Women who have two ANC follow up were 3 times more likely to have a positive attitude towards PPIUCD than women who have only one ANC follow-up. Women who have three ANC follow up were 9.4 times more likely to have a positive attitude towards the use of PPIUCD than women who have only one ANC follow-up. Furthermore, women who have four ANC follow up were 19 times more likely to have a positive attitude towards PPIUCD than women who have only one ANC follow-up. This study is supported by a study done in turkey [30]. This might be due to women who have more contact with health workers can access more information about reliable contraceptive methods and can remove rumors and misconceptions about PPIUCD.

Limitations

Because of time and logistic constraints, the study used only quantitative approach; as a result, women’s feeling was not assessed deeply.

Recall bias and social desirability bias might be introduced. Because of the study was used cross sectional study design selection bias might be introduced, Chicken egg dilemma (which one occurred first is not known), Generalizability limited by sampled population and population definition, It doesn’t show the temporal relationship and It evaluates prevalence rather than incidence.

Conclusion and recommendation

In this study, the overall score of knowledge and attitude was found to be low. This might be mainly attributed to the low achievement of education, living in a rural area, and not discussing PPIUCD with a health care provider. Government employees, being students, living in an urban area, and ever discussed on PPIUCD with a health care provider were associated with knowledge of women about PPIUCD. Had completing secondary education, government employee, being a student, having good knowledge, ever discussed PPIUCD with a health care provider, and attending two and more antenatal care visits were associated with attitude towards PPIUCD.
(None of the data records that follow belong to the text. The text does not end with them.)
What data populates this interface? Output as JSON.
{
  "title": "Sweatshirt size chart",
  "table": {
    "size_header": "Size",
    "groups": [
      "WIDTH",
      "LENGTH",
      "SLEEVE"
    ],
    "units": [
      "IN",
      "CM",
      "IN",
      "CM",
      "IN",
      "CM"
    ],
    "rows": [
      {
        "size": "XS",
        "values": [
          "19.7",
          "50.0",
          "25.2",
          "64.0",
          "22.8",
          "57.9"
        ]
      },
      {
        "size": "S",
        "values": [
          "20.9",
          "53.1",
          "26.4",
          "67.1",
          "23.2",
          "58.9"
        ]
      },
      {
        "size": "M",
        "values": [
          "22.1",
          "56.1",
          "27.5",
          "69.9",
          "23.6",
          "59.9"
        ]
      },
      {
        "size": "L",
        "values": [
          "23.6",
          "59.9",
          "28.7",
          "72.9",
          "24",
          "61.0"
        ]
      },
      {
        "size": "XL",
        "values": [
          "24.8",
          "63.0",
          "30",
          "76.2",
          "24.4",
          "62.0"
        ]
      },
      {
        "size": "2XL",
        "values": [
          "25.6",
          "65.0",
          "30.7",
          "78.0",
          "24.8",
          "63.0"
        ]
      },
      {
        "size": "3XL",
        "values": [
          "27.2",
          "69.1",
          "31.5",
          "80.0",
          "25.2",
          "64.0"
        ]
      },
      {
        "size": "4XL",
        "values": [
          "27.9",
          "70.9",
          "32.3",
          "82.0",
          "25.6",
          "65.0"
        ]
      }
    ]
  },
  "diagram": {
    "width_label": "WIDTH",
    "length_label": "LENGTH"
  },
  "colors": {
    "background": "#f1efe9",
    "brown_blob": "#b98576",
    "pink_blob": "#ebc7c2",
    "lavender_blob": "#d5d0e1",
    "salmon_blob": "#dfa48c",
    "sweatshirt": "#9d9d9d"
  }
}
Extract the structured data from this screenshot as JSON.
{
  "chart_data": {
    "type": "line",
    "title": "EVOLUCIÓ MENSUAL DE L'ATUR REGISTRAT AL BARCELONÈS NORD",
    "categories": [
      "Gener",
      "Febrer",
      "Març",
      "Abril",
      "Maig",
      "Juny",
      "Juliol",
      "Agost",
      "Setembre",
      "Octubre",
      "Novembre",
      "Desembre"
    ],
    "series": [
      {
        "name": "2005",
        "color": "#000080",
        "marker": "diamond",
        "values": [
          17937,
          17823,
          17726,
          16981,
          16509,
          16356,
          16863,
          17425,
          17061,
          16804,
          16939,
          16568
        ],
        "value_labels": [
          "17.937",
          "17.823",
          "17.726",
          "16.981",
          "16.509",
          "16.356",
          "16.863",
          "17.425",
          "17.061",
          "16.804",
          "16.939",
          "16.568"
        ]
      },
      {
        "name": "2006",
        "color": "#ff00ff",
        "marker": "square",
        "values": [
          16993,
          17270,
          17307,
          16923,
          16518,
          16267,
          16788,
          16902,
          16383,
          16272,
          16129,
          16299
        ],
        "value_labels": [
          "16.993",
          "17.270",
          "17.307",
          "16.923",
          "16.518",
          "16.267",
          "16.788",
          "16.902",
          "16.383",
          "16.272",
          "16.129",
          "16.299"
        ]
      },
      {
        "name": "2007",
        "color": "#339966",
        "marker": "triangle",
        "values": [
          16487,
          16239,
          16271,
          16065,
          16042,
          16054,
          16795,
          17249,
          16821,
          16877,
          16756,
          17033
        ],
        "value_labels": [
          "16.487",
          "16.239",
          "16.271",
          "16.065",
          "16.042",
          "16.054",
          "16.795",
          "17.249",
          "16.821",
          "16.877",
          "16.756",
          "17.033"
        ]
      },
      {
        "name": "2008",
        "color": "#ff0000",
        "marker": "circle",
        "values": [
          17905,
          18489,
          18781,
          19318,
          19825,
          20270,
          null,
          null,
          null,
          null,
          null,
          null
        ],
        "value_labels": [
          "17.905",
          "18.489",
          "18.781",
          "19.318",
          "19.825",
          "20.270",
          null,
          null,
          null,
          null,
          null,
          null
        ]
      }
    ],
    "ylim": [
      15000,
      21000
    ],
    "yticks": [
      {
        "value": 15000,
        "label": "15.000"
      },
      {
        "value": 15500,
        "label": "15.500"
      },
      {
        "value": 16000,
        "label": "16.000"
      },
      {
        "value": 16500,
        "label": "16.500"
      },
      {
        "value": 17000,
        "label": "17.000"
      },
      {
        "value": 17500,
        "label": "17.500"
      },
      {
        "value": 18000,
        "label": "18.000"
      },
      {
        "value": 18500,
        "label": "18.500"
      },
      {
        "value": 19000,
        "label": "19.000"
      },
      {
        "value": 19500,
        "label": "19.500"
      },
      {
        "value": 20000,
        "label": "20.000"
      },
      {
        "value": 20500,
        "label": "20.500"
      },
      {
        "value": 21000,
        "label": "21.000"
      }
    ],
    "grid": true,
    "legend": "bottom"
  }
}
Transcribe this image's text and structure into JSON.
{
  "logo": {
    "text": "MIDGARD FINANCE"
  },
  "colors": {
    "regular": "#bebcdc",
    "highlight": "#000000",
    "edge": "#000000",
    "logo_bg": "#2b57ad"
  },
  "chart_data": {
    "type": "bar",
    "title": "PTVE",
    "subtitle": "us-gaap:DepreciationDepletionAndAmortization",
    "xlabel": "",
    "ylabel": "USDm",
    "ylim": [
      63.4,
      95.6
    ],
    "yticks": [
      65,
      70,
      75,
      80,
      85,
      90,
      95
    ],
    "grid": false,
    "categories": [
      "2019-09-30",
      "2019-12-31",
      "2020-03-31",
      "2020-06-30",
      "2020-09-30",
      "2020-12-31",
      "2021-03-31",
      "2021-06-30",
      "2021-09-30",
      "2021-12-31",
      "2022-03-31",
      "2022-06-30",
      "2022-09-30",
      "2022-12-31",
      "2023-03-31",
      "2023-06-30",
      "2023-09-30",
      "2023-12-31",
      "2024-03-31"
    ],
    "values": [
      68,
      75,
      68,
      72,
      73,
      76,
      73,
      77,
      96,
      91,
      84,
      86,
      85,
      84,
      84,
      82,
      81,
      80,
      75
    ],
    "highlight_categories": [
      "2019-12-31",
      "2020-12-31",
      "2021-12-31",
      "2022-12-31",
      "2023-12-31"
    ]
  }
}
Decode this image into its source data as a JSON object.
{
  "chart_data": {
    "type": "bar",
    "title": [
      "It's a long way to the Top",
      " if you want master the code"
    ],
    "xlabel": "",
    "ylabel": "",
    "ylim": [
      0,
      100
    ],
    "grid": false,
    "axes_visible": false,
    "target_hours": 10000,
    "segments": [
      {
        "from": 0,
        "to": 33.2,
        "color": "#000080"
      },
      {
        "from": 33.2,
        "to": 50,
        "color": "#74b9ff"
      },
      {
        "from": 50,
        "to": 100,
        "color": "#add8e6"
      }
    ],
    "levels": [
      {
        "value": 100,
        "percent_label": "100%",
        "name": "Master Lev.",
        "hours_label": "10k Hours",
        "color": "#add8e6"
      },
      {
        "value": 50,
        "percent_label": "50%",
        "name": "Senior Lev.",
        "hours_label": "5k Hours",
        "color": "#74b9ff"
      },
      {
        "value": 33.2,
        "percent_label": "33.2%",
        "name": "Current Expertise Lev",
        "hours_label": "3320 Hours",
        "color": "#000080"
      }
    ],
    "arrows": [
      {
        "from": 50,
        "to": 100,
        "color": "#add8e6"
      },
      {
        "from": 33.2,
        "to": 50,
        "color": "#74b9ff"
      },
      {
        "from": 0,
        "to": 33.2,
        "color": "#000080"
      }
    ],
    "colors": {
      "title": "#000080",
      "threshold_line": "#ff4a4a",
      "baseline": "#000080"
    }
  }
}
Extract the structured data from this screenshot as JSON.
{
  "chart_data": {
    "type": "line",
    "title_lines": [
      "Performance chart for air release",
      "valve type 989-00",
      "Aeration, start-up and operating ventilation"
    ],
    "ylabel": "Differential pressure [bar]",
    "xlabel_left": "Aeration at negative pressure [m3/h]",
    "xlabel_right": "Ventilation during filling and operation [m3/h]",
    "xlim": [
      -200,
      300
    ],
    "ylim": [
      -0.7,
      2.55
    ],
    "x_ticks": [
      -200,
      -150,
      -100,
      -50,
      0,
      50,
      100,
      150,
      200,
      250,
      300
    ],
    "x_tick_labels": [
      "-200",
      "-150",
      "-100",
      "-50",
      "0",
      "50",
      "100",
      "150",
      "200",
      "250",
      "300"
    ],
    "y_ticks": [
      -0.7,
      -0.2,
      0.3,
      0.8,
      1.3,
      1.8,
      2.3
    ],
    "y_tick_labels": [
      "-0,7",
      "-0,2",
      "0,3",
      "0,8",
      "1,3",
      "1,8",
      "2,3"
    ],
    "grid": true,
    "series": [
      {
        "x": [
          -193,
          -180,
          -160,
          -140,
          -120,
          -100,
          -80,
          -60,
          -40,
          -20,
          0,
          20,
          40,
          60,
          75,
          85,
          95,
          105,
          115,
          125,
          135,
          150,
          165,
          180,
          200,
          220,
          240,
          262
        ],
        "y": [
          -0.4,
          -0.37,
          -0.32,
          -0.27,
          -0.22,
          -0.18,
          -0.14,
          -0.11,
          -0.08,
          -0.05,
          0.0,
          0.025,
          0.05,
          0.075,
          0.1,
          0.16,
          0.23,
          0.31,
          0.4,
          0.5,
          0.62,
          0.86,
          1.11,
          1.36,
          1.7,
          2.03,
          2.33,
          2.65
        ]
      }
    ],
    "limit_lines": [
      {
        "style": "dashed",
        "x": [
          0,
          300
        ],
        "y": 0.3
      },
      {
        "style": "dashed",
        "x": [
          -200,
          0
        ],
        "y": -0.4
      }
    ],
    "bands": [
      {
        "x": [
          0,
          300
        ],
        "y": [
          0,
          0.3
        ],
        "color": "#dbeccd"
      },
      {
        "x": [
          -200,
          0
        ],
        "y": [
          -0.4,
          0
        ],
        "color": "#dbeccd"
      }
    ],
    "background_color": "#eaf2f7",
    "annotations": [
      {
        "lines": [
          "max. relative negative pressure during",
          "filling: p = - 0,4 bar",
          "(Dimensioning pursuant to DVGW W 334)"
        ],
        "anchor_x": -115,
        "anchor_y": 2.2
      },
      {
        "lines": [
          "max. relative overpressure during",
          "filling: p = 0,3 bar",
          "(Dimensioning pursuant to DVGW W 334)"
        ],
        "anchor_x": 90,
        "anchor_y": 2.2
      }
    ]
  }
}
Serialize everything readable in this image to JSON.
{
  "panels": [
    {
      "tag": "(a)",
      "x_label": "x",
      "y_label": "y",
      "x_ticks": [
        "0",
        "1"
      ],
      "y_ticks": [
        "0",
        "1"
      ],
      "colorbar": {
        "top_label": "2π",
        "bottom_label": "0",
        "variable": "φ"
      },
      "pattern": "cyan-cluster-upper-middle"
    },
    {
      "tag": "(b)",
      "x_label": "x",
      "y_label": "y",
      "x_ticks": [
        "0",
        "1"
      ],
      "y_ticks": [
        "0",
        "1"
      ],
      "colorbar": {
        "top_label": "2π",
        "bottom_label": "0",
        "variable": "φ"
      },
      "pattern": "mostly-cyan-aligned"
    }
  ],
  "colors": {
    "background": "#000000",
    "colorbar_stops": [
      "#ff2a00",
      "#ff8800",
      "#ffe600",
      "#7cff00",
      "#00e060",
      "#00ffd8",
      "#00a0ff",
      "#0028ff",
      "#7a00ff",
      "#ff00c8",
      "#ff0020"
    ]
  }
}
Therefore, due attention should be given to enhancing the educational level of women, encouraging women to have better academic involvement and achievement, to have ANC follow up and effective IUCD counseling should be given during antenatal care to increase knowledge and create a good attitude about PPIUCD.

Continuous education and awareness creation session should be arranged at the community level to increase women’s knowledge and to create a positive attitude about the PPIUCD.